So as I called him today, I asked about his son (my best friend). And of course, we talked for about 5 minutes. He had a gathering with his very large extended family this 4th of July. Then, he asked me, "How come you didn't come by?" I replied, "Well, I thought your son wasn't coming home from Afghanistan. I think he didn't tell me, what exactly what he was doing." But its all good though, he knows the work I do for my parents and understands the responsibilities that my "job" demands. Although, I might add, he thinks I can do much more than that. But who doesn't think that!? However, more importantly, as I've thought about our friendship over the years, I'm hoping that he too thinks I am a person (or student) of high character and that's why we've become good, maybe even great friends.

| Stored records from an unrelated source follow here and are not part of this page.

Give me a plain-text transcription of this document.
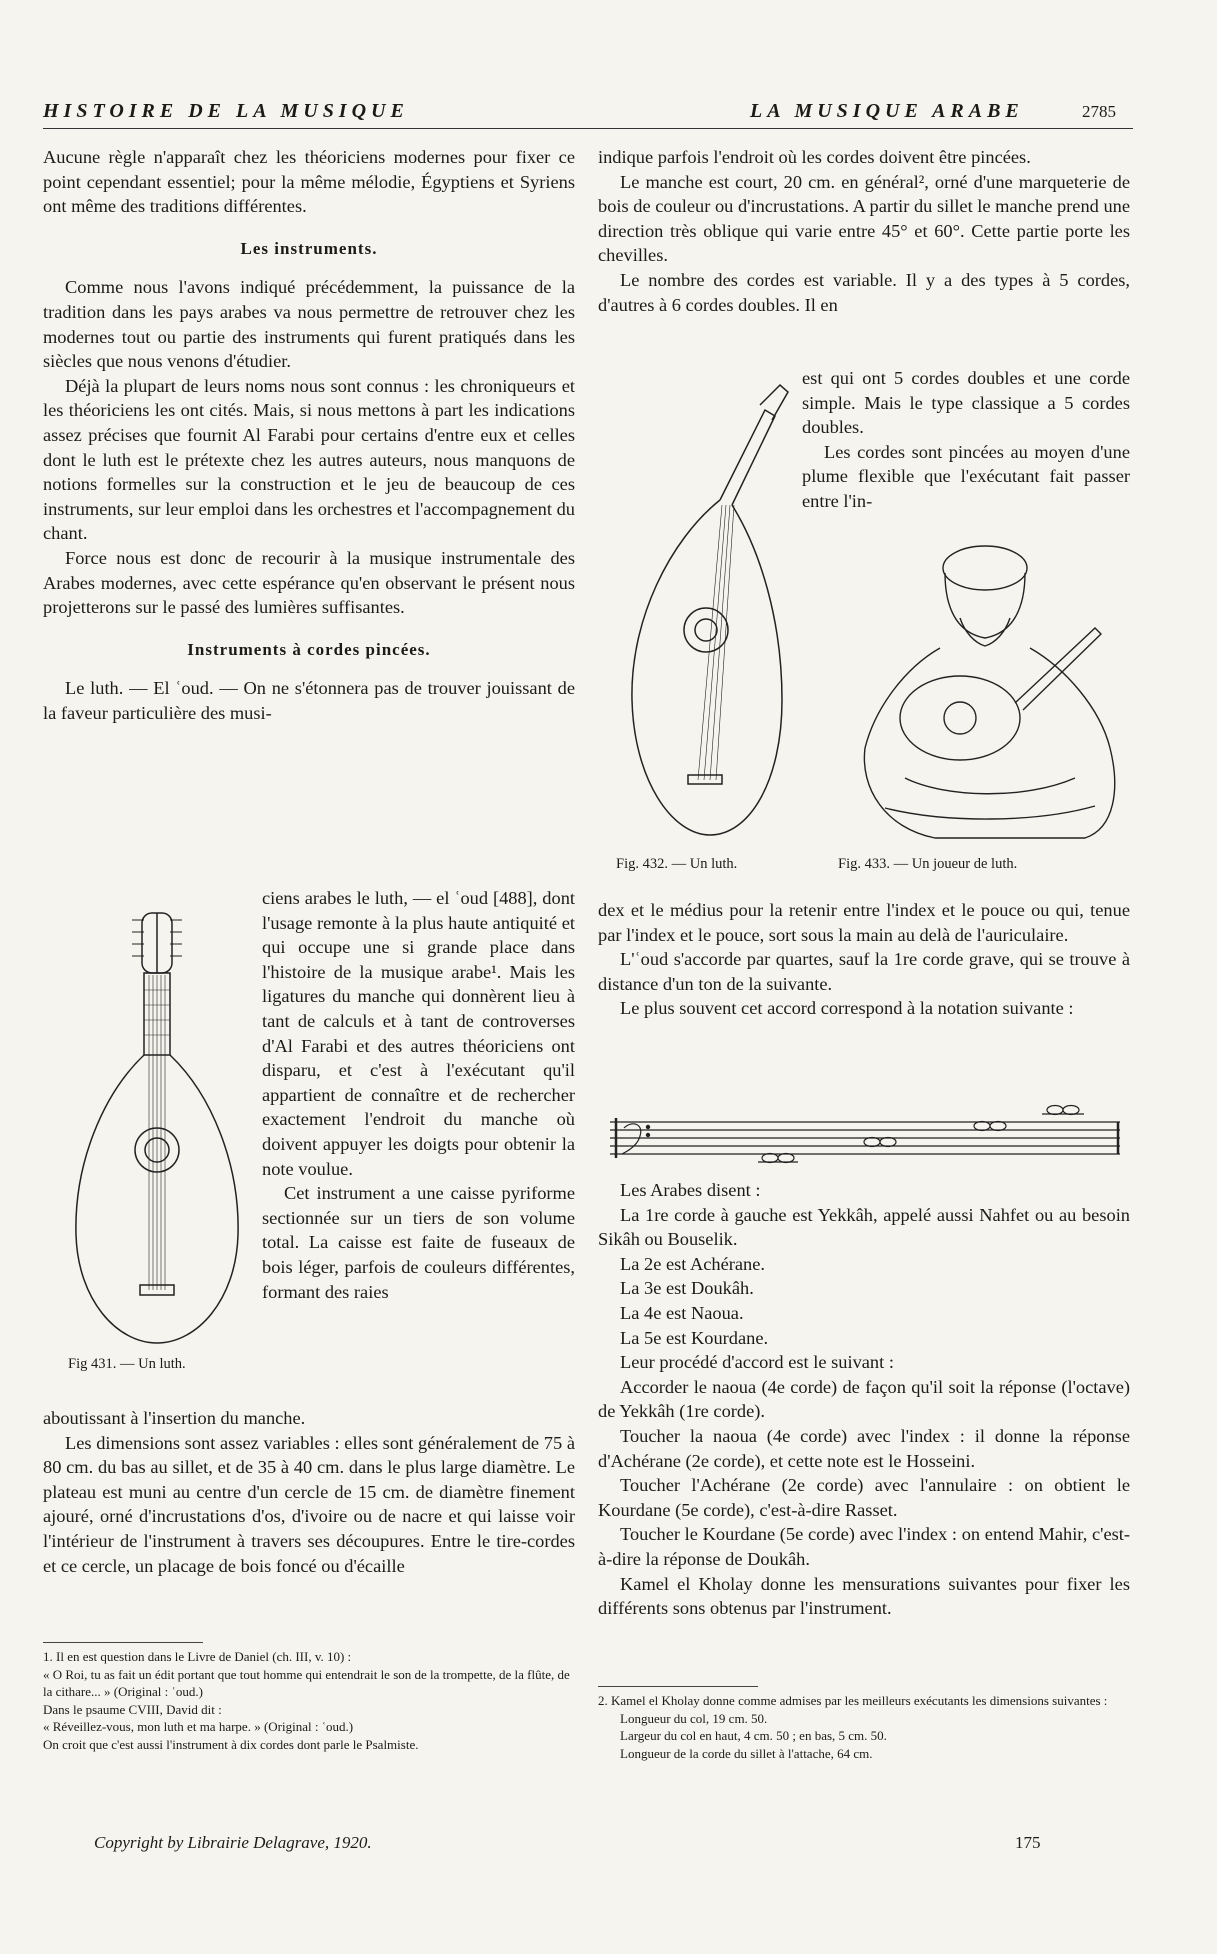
HISTOIRE DE LA MUSIQUE	LA MUSIQUE ARABE	2785

Aucune règle n'apparaît chez les théoriciens modernes pour fixer ce point cependant essentiel; pour la même mélodie, Égyptiens et Syriens ont même des traditions différentes.

Les instruments.

Comme nous l'avons indiqué précédemment, la puissance de la tradition dans les pays arabes va nous permettre de retrouver chez les modernes tout ou partie des instruments qui furent pratiqués dans les siècles que nous venons d'étudier.

Déjà la plupart de leurs noms nous sont connus : les chroniqueurs et les théoriciens les ont cités. Mais, si nous mettons à part les indications assez précises que fournit Al Farabi pour certains d'entre eux et celles dont le luth est le prétexte chez les autres auteurs, nous manquons de notions formelles sur la construction et le jeu de beaucoup de ces instruments, sur leur emploi dans les orchestres et l'accompagnement du chant.

Force nous est donc de recourir à la musique instrumentale des Arabes modernes, avec cette espérance qu'en observant le présent nous projetterons sur le passé des lumières suffisantes.

Instruments à cordes pincées.

Le luth. — El ʿoud. — On ne s'étonnera pas de trouver jouissant de la faveur particulière des musi-

ciens arabes le luth, — el ʿoud [488], dont l'usage remonte à la plus haute antiquité et qui occupe une si grande place dans l'histoire de la musique arabe¹. Mais les ligatures du manche qui donnèrent lieu à tant de calculs et à tant de controverses d'Al Farabi et des autres théoriciens ont disparu, et c'est à l'exécutant qu'il appartient de connaître et de rechercher exactement l'endroit du manche où doivent appuyer les doigts pour obtenir la note voulue.

Cet instrument a une caisse pyriforme sectionnée sur un tiers de son volume total. La caisse est faite de fuseaux de bois léger, parfois de couleurs différentes, formant des raies

Fig 431. — Un luth.

aboutissant à l'insertion du manche.

Les dimensions sont assez variables : elles sont généralement de 75 à 80 cm. du bas au sillet, et de 35 à 40 cm. dans le plus large diamètre. Le plateau est muni au centre d'un cercle de 15 cm. de diamètre finement ajouré, orné d'incrustations d'os, d'ivoire ou de nacre et qui laisse voir l'intérieur de l'instrument à travers ses découpures. Entre le tire-cordes et ce cercle, un placage de bois foncé ou d'écaille

1. Il en est question dans le Livre de Daniel (ch. III, v. 10) :
« O Roi, tu as fait un édit portant que tout homme qui entendrait le son de la trompette, de la flûte, de la cithare... » (Original : ʿoud.)
Dans le psaume CVIII, David dit :
« Réveillez-vous, mon luth et ma harpe. » (Original : ʿoud.)
On croit que c'est aussi l'instrument à dix cordes dont parle le Psalmiste.

indique parfois l'endroit où les cordes doivent être pincées.

Le manche est court, 20 cm. en général², orné d'une marqueterie de bois de couleur ou d'incrustations. A partir du sillet le manche prend une direction très oblique qui varie entre 45° et 60°. Cette partie porte les chevilles.

Le nombre des cordes est variable. Il y a des types à 5 cordes, d'autres à 6 cordes doubles. Il en

est qui ont 5 cordes doubles et une corde simple. Mais le type classique a 5 cordes doubles.

Les cordes sont pincées au moyen d'une plume flexible que l'exécutant fait passer entre l'in-

Fig. 432. — Un luth.	Fig. 433. — Un joueur de luth.

dex et le médius pour la retenir entre l'index et le pouce ou qui, tenue par l'index et le pouce, sort sous la main au delà de l'auriculaire.

L'ʿoud s'accorde par quartes, sauf la 1re corde grave, qui se trouve à distance d'un ton de la suivante.

Le plus souvent cet accord correspond à la notation suivante :

Les Arabes disent :

La 1re corde à gauche est Yekkâh, appelé aussi Nahfet ou au besoin Sikâh ou Bouselik.

La 2e est Achérane.

La 3e est Doukâh.

La 4e est Naoua.

La 5e est Kourdane.

Leur procédé d'accord est le suivant :

Accorder le naoua (4e corde) de façon qu'il soit la réponse (l'octave) de Yekkâh (1re corde).

Toucher la naoua (4e corde) avec l'index : il donne la réponse d'Achérane (2e corde), et cette note est le Hosseini.

Toucher l'Achérane (2e corde) avec l'annulaire : on obtient le Kourdane (5e corde), c'est-à-dire Rasset.

Toucher le Kourdane (5e corde) avec l'index : on entend Mahir, c'est-à-dire la réponse de Doukâh.

Kamel el Kholay donne les mensurations suivantes pour fixer les différents sons obtenus par l'instrument.

2. Kamel el Kholay donne comme admises par les meilleurs exécutants les dimensions suivantes :
Longueur du col, 19 cm. 50.
Largeur du col en haut, 4 cm. 50 ; en bas, 5 cm. 50.
Longueur de la corde du sillet à l'attache, 64 cm.
Copyright by Librairie Delagrave, 1920.	175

Side note: (The blurb/article below was actually the inspiration for this blog. With the Lakers on the verge of their 17th NBA Championship, more than a month ago, Phil Jackson talked about his thoughts on Derek Fisher.)
Coaching His Way, and It Works - NY Times.
June 12, 2009, after the NBA Finals, Game 4
In the moments after what looked like a Lakers miracle, someone asked Coach Phil Jackson to describe what has kept Derek Fisher gainfully employed as his starting guard, despite flaws that for so many others would forever be fatal.
Too old, at 34. Too small, at 6-foot-1. Too slow and stumpy at 200 pounds.
Jackson nodded slightly, an eyebrow rising, his mouth forming his trademark half-grin.
“Well, it’s character,” Jackson said. “We’ve always said that character has got to be in players if they’re going to be great players. You can’t just draft it. It’s not just about talent, it’s about character, and he’s a person of high character.”